Processes inpatient admission authorizations, short stay and ER referrals per policy and procedures.
Processes emergency requests for Oxygen and biliblankets after normal UMOC business hours.
Maintains knowledge KPMAS contractual relationships to coordinate emergent and urgent care in the most appropriate setting.
Maintains and applies knowledge of benefits eligibility and Explanation of Coverage Language (EOC).
Initiates administrative denials as appropriate, including verbal notification to members and/or facilities of denial decisions, grievance/appeals rights and processes.
Follows local, state and federal jurisdictional regulations on applicable activities and projects to ensure regulatory compliance.
Ensures collaborative working relationships with various professional providers and others to determine availability of services to be rendered.
Determines applicability of coordination of benefits for Medicare, Workers' Compensation, and third party liability.

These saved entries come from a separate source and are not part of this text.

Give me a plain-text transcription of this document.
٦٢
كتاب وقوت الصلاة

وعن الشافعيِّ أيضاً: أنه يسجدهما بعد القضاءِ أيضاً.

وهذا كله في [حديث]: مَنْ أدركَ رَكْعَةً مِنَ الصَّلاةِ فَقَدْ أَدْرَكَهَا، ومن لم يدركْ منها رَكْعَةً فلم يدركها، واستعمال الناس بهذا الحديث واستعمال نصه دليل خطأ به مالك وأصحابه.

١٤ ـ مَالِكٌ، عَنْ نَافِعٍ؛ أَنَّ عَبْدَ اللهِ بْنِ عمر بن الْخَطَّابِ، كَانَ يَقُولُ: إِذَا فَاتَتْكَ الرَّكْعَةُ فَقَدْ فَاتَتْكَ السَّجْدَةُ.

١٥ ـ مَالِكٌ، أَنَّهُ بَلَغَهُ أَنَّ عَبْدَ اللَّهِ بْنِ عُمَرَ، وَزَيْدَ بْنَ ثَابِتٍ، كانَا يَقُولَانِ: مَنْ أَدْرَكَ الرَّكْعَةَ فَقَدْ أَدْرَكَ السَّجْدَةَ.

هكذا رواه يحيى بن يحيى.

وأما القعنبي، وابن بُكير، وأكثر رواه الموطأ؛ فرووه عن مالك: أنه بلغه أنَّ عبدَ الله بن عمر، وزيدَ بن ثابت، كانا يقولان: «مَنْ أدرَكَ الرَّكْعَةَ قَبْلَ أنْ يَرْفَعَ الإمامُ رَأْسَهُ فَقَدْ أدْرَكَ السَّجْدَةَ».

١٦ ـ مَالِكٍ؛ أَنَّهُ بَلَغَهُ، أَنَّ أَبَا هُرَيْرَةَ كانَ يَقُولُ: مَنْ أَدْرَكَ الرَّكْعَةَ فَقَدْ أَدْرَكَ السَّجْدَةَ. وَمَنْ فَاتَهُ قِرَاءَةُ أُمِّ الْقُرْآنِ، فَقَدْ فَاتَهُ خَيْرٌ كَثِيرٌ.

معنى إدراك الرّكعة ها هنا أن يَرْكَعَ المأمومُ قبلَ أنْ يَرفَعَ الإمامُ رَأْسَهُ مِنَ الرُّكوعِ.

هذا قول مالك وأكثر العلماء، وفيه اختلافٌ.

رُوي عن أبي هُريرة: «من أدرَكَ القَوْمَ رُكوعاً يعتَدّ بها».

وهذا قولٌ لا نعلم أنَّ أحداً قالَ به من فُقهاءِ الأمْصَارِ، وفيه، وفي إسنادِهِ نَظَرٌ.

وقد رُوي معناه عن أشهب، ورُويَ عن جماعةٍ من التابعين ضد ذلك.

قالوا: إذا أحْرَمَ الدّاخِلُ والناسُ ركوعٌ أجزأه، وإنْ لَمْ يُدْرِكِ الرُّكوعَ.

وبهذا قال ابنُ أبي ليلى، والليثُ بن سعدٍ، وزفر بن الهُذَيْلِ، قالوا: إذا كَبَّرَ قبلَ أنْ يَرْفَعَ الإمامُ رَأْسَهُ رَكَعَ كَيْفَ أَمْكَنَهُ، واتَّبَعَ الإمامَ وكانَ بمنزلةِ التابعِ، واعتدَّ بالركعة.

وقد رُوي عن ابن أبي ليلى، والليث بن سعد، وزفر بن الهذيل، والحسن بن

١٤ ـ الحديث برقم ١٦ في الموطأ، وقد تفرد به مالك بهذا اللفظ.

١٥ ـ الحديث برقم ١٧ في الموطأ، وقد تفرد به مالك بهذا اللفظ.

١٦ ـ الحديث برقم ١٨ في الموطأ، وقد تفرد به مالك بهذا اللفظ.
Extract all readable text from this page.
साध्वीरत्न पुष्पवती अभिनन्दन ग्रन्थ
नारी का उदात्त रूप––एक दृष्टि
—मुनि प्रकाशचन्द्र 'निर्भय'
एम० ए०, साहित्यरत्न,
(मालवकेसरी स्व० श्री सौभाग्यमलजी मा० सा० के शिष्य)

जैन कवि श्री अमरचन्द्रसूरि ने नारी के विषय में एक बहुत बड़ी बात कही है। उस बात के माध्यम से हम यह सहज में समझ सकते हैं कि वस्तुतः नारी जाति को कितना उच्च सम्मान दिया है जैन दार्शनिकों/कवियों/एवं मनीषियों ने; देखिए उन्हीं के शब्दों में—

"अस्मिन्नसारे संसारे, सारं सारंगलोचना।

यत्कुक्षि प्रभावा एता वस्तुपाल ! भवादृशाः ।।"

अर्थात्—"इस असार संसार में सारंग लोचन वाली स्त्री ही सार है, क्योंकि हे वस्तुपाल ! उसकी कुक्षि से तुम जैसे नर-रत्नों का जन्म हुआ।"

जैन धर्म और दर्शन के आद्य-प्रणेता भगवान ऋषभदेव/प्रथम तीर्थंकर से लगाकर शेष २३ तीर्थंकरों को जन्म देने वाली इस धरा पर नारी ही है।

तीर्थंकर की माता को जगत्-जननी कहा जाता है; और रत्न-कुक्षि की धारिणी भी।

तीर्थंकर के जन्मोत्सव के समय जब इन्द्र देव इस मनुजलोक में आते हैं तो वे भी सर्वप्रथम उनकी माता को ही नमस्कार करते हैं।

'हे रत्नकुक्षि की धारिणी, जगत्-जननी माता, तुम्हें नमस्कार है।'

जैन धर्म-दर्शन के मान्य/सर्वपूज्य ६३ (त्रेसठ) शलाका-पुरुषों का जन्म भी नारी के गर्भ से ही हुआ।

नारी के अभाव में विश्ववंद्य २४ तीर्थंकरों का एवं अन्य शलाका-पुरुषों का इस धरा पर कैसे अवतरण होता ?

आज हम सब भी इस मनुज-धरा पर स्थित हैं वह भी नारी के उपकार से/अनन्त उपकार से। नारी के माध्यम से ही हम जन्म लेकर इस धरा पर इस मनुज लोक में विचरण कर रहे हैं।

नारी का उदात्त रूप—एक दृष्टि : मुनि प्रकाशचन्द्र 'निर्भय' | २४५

Provides continuous telephone coverage for the Utilization Management Operation Center.
Orients and trains internal and external providers and staff regarding department functions and interdepartmental relationships.
Maintains referral process workflow.
Functions as a member of the Emergency Case Management (ECM) Team to assist in a variety of functions.
Meets or exceeds customer service standards: call handle times/volumes, referral processing accuracy and productivity.
Manages ECM referral work queue and work flows.
Compiles daily and monthly statistical reports.
Performs other related duties as directed.